Accused of marketing their bone protein product for unapproved, “off-label” purposes, including injection into the cervical spine and upper back, manufacturer Medtronic has been slapped with thousands of Infuse Bone Graft lawsuits.

The vast number of Infuse bone graft lawsuits led a federal judicial panel to create a multidistrict litigation, centralizing all of these cases in one venue before a single judge.

In 2002 the FDA first approved the Infuse Bone Graft — traditionally used to fill in spaces where bone is needed — for use in patients with lower spine degenerative disc disease. Two years later, it was approved for tibia repairs and in 2007 the product received approval for use in dental procedures. Infuse contains a synthetic protein that makes it ideal for promoting bone growth. Additionally, the popular Medtronic product is FDA approved for facial surgeries and fusing damaged vertebrae in the lower spine.

But over the years, the device became popular for off-label (non-FDA approved) uses, resulting in a number of complications including infection, excessive bone growth, paralysis, retrograde ejaculation, back and leg pain, swelling in the neck and throat, numbness, nerve damage, excessive bone growth, airway compression, difficulty breathing, swallowing and speaking, male sterility and other uro-genital injuries, and chronic pain.

Medtronic Infuse Bone Graft Complication and Allegations

Medtronic, the world’s largest medical device maker, has been accused of paying doctors to use the Infuse for both approved and off-label purposes, intentionally hiding the possible side effects, and using deceptive marketing practices.

“Over the course of 15 years, Medtronic paid $210 million to a group of 13 doctors and two corporations linked to doctors, including more than $34 million to University of Wisconsin orthopedic surgeon Thomas Zdeblick, who co-authored a series of papers about the product,” according to MedPage Today.

Without admitting liability, Medtronic in May announced that it had agreed to settle 950 cases for a total of $22 million.

“The company continues to stand behind INFUSE Bone Graft, which has been utilized in more than one million patients since it was approved more than ten years ago, and will vigorously defend the product and company actions in the remaining cases,” the company said in a recent public statement. 

In their press release, Medtronic went on to say:

“Earlier this month, on the eve of trial and after several days of pretrial motions, a California trial judge entered summary judgment in favor of Medtronic in the first INFUSE Bone Graft case scheduled to go to trial. Approximately 750 filed cases brought by approximately 1,200 individual plaintiffs remain pending in various courts throughout the United States.  The majority of these cases are still in the early procedural stages and none have resulted in a finding of liability against Medtronic.”
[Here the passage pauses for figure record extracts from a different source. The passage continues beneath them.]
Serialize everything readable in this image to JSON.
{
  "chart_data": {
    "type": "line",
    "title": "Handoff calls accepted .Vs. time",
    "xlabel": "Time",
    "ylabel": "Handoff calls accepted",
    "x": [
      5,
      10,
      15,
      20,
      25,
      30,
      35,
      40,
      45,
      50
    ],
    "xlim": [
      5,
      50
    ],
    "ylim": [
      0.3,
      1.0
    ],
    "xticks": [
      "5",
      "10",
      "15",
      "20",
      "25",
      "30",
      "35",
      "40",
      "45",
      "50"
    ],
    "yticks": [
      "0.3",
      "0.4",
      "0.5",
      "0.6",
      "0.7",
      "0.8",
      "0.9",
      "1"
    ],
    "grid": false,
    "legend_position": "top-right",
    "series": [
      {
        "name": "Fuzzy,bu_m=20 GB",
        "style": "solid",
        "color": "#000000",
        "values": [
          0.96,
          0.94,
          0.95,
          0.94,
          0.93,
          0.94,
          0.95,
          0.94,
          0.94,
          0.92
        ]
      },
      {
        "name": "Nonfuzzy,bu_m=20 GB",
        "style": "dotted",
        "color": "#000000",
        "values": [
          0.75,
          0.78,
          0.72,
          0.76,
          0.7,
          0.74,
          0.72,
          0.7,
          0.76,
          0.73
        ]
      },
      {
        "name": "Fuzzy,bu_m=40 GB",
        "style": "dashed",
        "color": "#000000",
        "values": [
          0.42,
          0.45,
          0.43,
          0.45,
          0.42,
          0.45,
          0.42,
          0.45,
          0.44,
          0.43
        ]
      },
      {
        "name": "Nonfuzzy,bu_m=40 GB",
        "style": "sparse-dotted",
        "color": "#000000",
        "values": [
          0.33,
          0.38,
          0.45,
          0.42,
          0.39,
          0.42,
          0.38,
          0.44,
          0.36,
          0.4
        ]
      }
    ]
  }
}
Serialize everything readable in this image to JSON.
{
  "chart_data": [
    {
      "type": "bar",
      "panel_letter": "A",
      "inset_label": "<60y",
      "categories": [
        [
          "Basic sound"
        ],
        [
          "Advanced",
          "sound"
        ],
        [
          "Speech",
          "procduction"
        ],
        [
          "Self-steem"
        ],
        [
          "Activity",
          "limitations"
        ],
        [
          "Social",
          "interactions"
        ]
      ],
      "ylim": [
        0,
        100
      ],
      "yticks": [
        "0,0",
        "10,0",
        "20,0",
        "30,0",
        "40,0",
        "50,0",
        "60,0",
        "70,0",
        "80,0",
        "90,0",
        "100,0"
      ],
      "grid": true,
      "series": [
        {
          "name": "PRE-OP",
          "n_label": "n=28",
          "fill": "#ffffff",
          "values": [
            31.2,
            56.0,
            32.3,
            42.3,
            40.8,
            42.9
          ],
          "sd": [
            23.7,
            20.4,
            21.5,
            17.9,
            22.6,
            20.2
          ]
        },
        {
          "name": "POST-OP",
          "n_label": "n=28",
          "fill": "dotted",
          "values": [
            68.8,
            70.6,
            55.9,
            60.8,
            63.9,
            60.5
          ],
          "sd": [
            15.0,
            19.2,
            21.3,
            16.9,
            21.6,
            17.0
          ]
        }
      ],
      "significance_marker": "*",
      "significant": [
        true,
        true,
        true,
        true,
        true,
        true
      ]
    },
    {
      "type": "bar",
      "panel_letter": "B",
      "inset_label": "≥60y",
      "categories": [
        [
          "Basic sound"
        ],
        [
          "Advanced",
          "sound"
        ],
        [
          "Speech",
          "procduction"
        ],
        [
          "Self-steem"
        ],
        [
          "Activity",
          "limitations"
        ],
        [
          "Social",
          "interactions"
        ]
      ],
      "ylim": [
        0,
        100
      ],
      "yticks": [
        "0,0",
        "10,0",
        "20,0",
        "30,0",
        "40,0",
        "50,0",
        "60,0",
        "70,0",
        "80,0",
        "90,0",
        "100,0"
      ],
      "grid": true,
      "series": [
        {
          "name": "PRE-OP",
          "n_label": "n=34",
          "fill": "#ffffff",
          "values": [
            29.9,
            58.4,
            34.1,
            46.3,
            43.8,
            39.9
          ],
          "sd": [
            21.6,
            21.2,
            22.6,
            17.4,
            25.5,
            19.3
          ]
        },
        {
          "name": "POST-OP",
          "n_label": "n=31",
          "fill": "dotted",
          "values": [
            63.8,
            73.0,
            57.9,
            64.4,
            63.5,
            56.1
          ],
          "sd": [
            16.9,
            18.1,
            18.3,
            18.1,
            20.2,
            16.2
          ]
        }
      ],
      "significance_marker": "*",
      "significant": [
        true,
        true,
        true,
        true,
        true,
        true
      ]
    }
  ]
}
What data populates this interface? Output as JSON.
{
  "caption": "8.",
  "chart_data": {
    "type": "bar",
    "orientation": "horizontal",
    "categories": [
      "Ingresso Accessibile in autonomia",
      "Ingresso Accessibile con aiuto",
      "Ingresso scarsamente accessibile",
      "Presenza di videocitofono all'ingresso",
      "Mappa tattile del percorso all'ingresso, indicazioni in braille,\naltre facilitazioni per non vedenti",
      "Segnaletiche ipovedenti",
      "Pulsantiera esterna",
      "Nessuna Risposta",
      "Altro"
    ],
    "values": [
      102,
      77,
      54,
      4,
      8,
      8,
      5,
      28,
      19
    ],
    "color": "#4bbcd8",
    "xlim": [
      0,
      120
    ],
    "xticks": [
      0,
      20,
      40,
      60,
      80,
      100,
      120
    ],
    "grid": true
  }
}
Amid questions about their product’s safety, Medtronic commissioned two new Infuse bone graft studies.

One study found no difference in overall success rates between Infuse and similar bone grafts when used in lumbar spine fusion, according to a 2013 Bloomberg News report, while another study found that when used in other types of surgery, “Infuse patients had higher, though not always significant, increases in retrograde ejaculation, urogenital problems, bone spurs that can cause nerve pain and wound complications.” Despite the many complications associated with the medical device, the Medtronic INFUSE Bone Graft remains approved for specific uses by the FDA.